La phrase, sublime, de Baudoin de Bodinat, se heurte au progrès. De plein fouet, elle se dresse contre la bêtise consentante érigée en principe. Elle se fait bastion face à l’ignorance qu’elle démontre généralisée. Elle rend compte des singularités perdues, diluées dans le collectivisme qui les submerge. En tout cela, elle pourrait sembler rejoindre celles fabriquées à grand renfort de publicités par ces réactionnaires qu’on affuble fréquemment du nom de « penseurs » ou de « philosophes ». C’est oublier en quoi le « réac » est si particulier et que ce qui le fonde n’est pas qu’un rapport avec le passé. Dont il s’ingénierait alors à le faire surgir à nouveau tel qu’en lui-même. Le discours réactionnaire, dans son regret du passé, n’articule jamais ce dernier brut. Le passé n’est que l’occasion, pour le « réac », d’affirmer mieux et plus fort un autre discours, idéologique, identitaire, racial. Le « c’était mieux avant » ne se prononce jamais à propos d’un « avant » neutre.

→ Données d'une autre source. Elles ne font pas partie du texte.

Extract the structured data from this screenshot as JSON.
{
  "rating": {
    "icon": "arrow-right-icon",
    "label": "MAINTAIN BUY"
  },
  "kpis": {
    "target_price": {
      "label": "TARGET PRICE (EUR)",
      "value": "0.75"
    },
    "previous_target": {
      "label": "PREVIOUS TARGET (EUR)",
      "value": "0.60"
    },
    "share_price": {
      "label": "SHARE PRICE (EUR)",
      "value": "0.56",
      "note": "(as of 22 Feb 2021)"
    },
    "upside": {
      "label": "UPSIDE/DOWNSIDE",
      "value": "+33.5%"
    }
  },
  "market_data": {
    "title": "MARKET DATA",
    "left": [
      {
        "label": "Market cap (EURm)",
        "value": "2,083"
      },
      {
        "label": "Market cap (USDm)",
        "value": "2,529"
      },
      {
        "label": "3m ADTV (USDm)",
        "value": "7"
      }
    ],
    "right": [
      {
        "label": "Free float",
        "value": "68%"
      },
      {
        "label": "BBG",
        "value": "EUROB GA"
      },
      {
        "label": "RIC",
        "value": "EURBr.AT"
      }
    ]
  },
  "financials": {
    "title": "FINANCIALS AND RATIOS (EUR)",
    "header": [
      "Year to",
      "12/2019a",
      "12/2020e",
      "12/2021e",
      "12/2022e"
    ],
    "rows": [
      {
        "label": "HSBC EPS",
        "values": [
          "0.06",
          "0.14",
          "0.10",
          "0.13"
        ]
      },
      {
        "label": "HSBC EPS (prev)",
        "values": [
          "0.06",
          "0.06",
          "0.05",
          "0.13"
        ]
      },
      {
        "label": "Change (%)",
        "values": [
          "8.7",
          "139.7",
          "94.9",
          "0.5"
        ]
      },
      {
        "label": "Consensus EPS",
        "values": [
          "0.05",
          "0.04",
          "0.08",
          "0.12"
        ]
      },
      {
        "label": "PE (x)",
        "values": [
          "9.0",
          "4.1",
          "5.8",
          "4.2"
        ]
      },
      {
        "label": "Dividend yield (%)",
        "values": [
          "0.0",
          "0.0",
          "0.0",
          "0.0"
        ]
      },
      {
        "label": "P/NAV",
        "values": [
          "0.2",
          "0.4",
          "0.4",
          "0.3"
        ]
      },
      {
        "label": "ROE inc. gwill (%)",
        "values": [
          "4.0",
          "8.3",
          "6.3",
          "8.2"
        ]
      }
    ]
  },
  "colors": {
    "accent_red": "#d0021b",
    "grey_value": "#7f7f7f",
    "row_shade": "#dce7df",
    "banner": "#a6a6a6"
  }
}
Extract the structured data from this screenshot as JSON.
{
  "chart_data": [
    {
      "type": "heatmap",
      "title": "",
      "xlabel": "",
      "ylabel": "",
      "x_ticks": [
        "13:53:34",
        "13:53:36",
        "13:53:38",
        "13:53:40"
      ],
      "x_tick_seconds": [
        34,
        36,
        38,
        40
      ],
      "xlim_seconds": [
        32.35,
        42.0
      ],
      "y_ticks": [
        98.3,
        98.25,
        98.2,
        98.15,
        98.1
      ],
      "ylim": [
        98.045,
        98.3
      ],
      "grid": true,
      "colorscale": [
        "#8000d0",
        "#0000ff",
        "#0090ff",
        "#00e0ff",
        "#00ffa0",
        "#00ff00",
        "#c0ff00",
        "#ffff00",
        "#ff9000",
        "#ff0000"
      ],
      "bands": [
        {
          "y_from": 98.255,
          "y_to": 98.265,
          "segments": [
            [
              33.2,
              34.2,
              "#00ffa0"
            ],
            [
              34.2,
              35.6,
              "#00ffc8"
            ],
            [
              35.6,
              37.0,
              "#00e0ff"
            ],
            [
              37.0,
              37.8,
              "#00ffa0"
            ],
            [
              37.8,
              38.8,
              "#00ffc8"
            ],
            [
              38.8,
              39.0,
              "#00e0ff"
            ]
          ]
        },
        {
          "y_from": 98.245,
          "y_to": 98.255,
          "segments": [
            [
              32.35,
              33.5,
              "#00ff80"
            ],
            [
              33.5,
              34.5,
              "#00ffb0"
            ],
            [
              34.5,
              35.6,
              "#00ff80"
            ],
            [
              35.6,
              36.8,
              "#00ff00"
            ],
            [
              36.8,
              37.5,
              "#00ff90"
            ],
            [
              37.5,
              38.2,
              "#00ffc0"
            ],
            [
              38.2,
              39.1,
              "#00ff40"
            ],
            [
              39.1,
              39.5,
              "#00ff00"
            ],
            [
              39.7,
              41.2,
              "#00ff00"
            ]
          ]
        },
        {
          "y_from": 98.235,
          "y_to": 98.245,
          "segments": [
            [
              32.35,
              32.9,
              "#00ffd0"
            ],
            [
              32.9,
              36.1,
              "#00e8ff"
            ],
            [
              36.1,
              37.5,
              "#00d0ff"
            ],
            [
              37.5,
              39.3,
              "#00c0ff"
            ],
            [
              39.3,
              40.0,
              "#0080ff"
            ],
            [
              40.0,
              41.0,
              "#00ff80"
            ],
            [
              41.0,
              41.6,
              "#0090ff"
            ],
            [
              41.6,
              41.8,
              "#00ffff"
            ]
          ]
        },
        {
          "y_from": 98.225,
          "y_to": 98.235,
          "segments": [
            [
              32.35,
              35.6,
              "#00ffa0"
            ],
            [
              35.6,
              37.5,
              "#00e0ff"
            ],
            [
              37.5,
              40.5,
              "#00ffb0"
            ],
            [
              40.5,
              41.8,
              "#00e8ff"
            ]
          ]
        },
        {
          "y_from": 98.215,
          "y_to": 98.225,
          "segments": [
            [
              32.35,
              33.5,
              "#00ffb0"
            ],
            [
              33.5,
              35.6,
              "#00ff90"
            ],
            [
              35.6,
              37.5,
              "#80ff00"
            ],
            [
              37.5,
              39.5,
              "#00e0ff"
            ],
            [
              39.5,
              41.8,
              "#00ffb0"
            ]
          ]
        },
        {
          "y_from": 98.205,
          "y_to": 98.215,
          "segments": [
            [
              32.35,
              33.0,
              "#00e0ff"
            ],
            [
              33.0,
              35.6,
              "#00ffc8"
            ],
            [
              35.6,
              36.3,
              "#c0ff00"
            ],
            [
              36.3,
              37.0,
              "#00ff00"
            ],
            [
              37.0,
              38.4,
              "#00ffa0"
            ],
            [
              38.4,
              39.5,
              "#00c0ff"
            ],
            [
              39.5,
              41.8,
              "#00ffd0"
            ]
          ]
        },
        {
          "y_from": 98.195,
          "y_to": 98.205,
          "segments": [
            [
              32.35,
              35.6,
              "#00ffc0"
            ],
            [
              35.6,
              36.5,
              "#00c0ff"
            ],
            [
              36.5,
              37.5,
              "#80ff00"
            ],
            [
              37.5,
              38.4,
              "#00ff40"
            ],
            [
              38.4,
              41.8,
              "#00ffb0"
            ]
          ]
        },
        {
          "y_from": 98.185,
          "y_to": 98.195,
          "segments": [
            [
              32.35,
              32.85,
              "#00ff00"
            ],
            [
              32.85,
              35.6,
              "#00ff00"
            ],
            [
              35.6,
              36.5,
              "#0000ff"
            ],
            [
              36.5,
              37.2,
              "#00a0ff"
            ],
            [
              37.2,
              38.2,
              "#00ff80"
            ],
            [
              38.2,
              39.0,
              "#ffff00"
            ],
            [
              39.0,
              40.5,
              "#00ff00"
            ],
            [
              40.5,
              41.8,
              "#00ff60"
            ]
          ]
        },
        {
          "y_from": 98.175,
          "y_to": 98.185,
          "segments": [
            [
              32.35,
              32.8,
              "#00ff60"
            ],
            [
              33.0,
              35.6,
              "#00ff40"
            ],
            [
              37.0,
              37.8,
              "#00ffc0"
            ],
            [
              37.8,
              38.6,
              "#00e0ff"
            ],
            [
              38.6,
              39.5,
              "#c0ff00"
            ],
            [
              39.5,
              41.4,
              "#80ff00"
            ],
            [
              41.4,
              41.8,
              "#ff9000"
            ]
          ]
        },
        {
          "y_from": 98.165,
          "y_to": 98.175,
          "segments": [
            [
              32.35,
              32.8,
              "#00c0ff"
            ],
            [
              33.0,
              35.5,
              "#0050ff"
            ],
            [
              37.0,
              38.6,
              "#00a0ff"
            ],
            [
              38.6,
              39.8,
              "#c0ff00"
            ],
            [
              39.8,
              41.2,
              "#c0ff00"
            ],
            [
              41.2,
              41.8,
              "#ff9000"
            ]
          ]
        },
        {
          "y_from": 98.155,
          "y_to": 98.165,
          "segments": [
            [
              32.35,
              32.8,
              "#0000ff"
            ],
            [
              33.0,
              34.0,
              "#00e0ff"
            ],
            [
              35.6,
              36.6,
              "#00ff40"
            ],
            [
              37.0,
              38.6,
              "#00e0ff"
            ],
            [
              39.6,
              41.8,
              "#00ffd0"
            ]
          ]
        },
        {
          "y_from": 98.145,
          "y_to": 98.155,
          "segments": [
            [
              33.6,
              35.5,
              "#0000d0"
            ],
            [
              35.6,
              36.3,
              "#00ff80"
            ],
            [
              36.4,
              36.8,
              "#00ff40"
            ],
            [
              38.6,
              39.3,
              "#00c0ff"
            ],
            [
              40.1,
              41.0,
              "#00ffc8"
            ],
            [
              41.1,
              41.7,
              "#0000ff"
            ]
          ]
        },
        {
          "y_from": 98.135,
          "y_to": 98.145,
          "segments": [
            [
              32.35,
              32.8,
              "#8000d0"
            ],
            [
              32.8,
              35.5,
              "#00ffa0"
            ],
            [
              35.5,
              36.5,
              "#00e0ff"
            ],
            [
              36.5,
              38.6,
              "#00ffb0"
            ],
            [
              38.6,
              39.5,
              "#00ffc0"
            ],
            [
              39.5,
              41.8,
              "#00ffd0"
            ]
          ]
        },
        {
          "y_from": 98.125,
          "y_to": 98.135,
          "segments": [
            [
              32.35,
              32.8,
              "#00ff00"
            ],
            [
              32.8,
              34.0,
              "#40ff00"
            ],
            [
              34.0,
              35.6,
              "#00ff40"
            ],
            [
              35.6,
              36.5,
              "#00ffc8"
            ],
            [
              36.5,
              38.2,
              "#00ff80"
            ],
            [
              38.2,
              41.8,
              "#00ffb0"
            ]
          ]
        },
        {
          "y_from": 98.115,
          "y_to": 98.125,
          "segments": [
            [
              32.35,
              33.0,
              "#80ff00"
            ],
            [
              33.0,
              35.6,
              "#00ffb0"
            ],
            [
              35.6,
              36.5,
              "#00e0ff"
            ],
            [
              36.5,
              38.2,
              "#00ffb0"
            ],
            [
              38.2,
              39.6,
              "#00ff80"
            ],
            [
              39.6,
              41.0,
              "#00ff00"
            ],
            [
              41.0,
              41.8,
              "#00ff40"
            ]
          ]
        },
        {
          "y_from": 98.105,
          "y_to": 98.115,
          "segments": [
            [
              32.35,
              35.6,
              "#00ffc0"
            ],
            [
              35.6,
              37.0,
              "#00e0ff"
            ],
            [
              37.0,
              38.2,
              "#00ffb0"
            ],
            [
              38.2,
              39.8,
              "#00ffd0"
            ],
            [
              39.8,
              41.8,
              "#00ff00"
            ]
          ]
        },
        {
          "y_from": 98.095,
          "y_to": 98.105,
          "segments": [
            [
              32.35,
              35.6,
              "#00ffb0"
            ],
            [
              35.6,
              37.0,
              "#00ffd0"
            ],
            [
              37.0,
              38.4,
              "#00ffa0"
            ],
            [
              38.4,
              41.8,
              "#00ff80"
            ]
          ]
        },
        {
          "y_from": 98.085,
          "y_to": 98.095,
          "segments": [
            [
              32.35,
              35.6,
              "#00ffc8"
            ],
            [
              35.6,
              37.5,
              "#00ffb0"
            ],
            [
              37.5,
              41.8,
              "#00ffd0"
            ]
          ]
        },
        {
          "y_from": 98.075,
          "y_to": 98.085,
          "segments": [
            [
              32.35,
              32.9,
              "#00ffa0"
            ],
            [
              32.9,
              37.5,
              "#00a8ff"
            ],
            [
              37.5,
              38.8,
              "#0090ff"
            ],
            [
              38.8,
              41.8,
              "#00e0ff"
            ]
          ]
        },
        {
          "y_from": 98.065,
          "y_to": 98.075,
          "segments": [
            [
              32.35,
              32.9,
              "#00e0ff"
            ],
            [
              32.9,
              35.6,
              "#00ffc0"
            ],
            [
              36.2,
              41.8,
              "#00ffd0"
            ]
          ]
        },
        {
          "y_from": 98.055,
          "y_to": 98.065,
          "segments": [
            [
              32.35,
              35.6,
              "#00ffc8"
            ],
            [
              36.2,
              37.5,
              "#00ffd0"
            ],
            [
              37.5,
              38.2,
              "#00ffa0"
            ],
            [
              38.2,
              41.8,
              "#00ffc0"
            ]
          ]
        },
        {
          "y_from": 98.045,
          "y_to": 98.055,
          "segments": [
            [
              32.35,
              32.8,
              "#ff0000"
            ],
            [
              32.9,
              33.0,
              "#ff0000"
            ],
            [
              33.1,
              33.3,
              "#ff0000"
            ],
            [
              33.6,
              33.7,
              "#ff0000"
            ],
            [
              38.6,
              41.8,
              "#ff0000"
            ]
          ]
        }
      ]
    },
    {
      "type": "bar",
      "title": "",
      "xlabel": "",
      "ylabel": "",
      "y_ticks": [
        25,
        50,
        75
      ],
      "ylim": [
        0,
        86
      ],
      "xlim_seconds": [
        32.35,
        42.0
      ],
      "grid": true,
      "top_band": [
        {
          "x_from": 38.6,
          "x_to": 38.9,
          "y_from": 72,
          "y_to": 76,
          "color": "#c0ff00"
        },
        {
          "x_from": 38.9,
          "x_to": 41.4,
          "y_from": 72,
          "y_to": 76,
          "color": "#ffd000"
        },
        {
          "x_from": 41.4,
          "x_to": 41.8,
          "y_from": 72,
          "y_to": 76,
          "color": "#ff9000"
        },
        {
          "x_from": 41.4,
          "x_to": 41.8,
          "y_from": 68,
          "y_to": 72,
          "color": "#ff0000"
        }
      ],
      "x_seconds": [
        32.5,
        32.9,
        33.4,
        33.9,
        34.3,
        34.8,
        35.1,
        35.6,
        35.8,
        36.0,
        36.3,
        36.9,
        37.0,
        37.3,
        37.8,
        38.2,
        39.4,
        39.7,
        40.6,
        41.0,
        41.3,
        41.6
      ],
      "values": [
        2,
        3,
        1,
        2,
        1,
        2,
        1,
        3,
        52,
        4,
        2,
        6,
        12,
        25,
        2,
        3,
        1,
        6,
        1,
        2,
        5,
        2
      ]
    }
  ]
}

ce n’est pas le passé qui est regretté, mais cela par quoi l’existence ne se referme pas, s’éprouve insuffisante.

Le portrait que dresse Baudouin de Bodinat de notre monde est glaçant. Mais qu’on désire s’en servir ou non, et dans un sens ou un autre, il n’en reste pas moins posséder la force du constat. Quoiqu’on en dise, quoi qu’on cherche à dresser devant pour l’occulter, ce monde est le nôtre. Désabusés, mourrons conscients!

Il ne pouvait donc y avoir de meilleure époque pour la conscience que celle-ci où elle devient si vite un inconvénient.

Baudoin de Bodinat, Au fond de la couche gazeuse, 2015, Fario.